This is the story of Jane (not her real name, nor is the picture (‘street cred’ goes to IStock). Jane and I started working together a few months ago. When she first started therapy, she was focused on her mental health and becoming stronger. I don’t believe at the given time she was in the mindset to explore her sexuality or had been thinking about coming out. But, as we started to work together, she found she had a lot to say. She had therapy before and was well versed in the process. She knew it was a safe place where she could unload, but how she would do that and how her sessions would unfold, was anyone’s guess.
Jane was diagnosed Bipolar a few years ago following a suicide attempt but at this moment, she didn’t know if that label applied to her anymore or even back then. She just wasn’t sure. She was being prescribed Adderall but didn’t take it on a regular basis. We spoke about medication and if she wanted to make any changes. Jane asked for a psychiatrist referral. I made one, but by our next session she expressed a strong desire to figure things out without medication.
We explored her family of origin (FOO) her first family and the impact they had on her and continue to have on her. Time would be spent talking about how she never felt good enough or pretty enough. During our sessions, we talked about her strengths (this was hard for her to admit) and defining what it means to be pretty ‘enough’. She comes from a family of beautiful people she would say. She was hard on herself. She drank too much. Smoked too much weed at times.
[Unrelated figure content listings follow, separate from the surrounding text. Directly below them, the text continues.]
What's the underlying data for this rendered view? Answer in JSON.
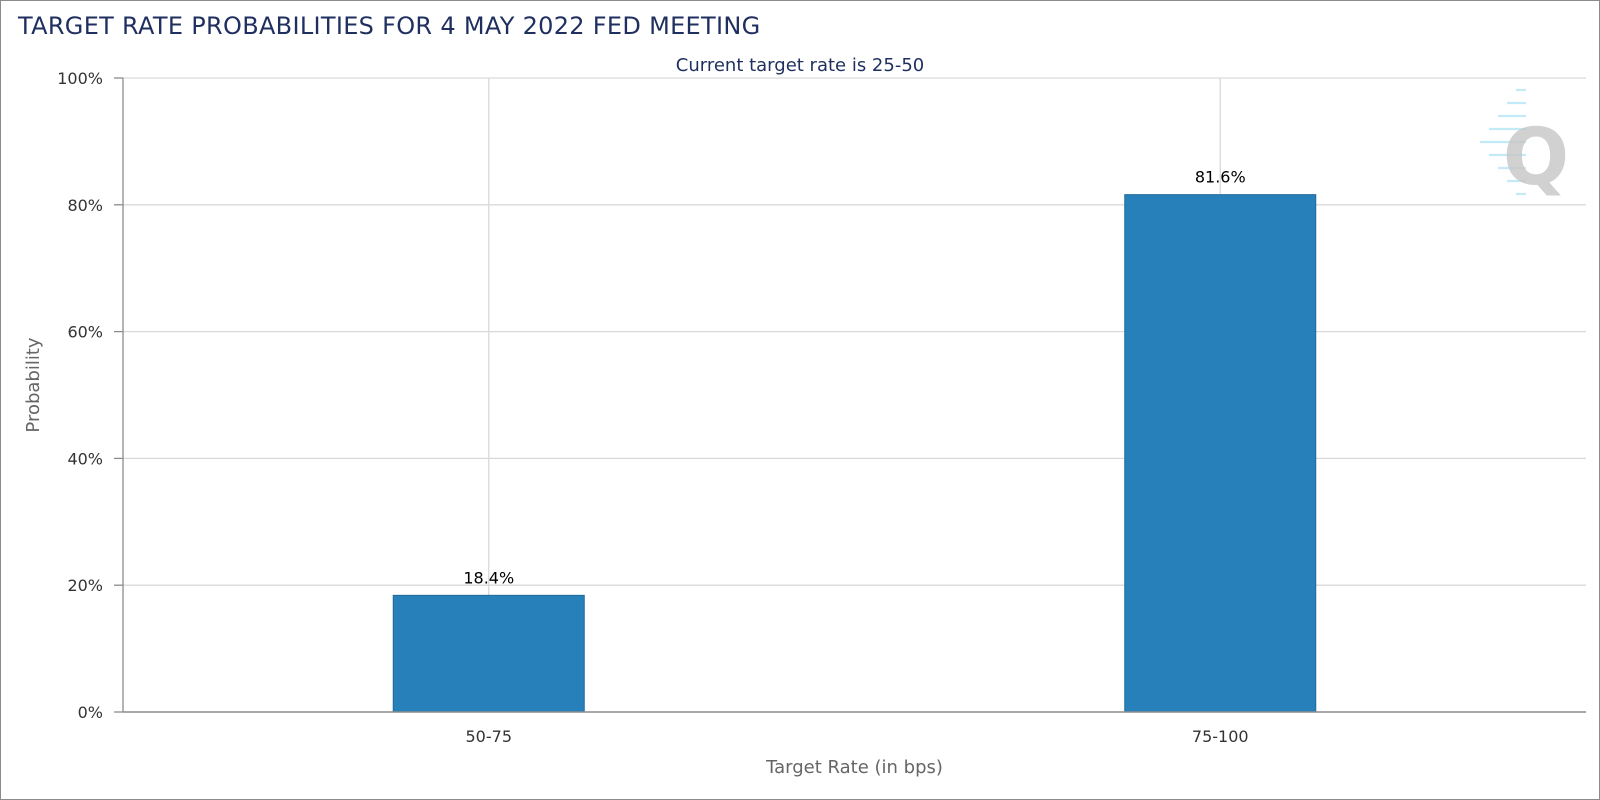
{
  "page": {
    "title": "TARGET RATE PROBABILITIES FOR 4 MAY 2022 FED MEETING"
  },
  "colors": {
    "bar": "#2780b9",
    "bar_border": "#1f6a9c",
    "grid": "#d9d9d9",
    "axis": "#8c8c8c",
    "title": "#1f2f5f",
    "subtitle": "#1f2f5f",
    "axis_label": "#666666",
    "tick_label": "#333333",
    "data_label": "#000000"
  },
  "watermark": {
    "letter": "Q",
    "icon": "quikstrike-logo-icon"
  },
  "chart_data": {
    "type": "bar",
    "title": "TARGET RATE PROBABILITIES FOR 4 MAY 2022 FED MEETING",
    "subtitle": "Current target rate is 25-50",
    "xlabel": "Target Rate (in bps)",
    "ylabel": "Probability",
    "categories": [
      "50-75",
      "75-100"
    ],
    "values": [
      18.4,
      81.6
    ],
    "data_labels": [
      "18.4%",
      "81.6%"
    ],
    "ylim": [
      0,
      100
    ],
    "yticks": [
      0,
      20,
      40,
      60,
      80,
      100
    ],
    "ytick_labels": [
      "0%",
      "20%",
      "40%",
      "60%",
      "80%",
      "100%"
    ],
    "grid": true,
    "legend": "none"
  }
}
As a clinician it’s not my style to ask/demand that someone stop drinking or smoking weed unless its detrimental to their overall health and well-being and they are experiencing significant negative consequences. With that said, I take its use very seriously and it’s something I continue to assess throughout the course of treatment.
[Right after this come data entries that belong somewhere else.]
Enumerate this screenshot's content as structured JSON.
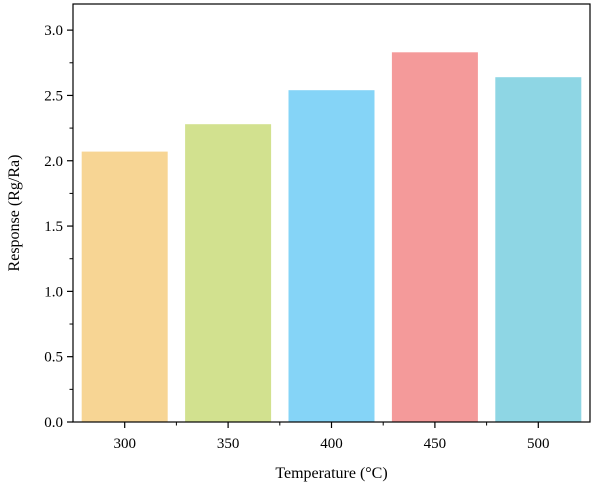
{
  "chart_data": {
    "type": "bar",
    "title": "",
    "xlabel": "Temperature (°C)",
    "ylabel": "Response (Rg/Ra)",
    "categories": [
      "300",
      "350",
      "400",
      "450",
      "500"
    ],
    "values": [
      2.07,
      2.28,
      2.54,
      2.83,
      2.64
    ],
    "colors": [
      "#f7d594",
      "#d2e18f",
      "#85d4f7",
      "#f49a9a",
      "#8ed6e4"
    ],
    "ylim": [
      0,
      3.2
    ],
    "yticks": [
      "0.0",
      "0.5",
      "1.0",
      "1.5",
      "2.0",
      "2.5",
      "3.0"
    ],
    "grid": false,
    "legend": "none"
  }
}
My experience (and this is subjective only) has taught me if you demand that of another person (after careful assessment) all they do is lie to you (yes, I learned this the hard way a few times!). And you miss the opportunity to form a trusting relationship with the patient because in some port hole of their brain, they know what they are doing is wrong. There is a lot of shame in all that. So, they don’t want to disappoint another person (the therapist) so they lie and often minimize. My goal is to establish a relationship in a safe environment so we can explore why the use continues and more often than not, they begin to make changes on their own once the pressure is off to ‘quit something.’ My experience has also taught me that when you build this relationship as time marches on, people often disclose more because they feel they are not being judged (they are not). I find that approach works well with me. And this is exactly what Jane and I did and continue to do.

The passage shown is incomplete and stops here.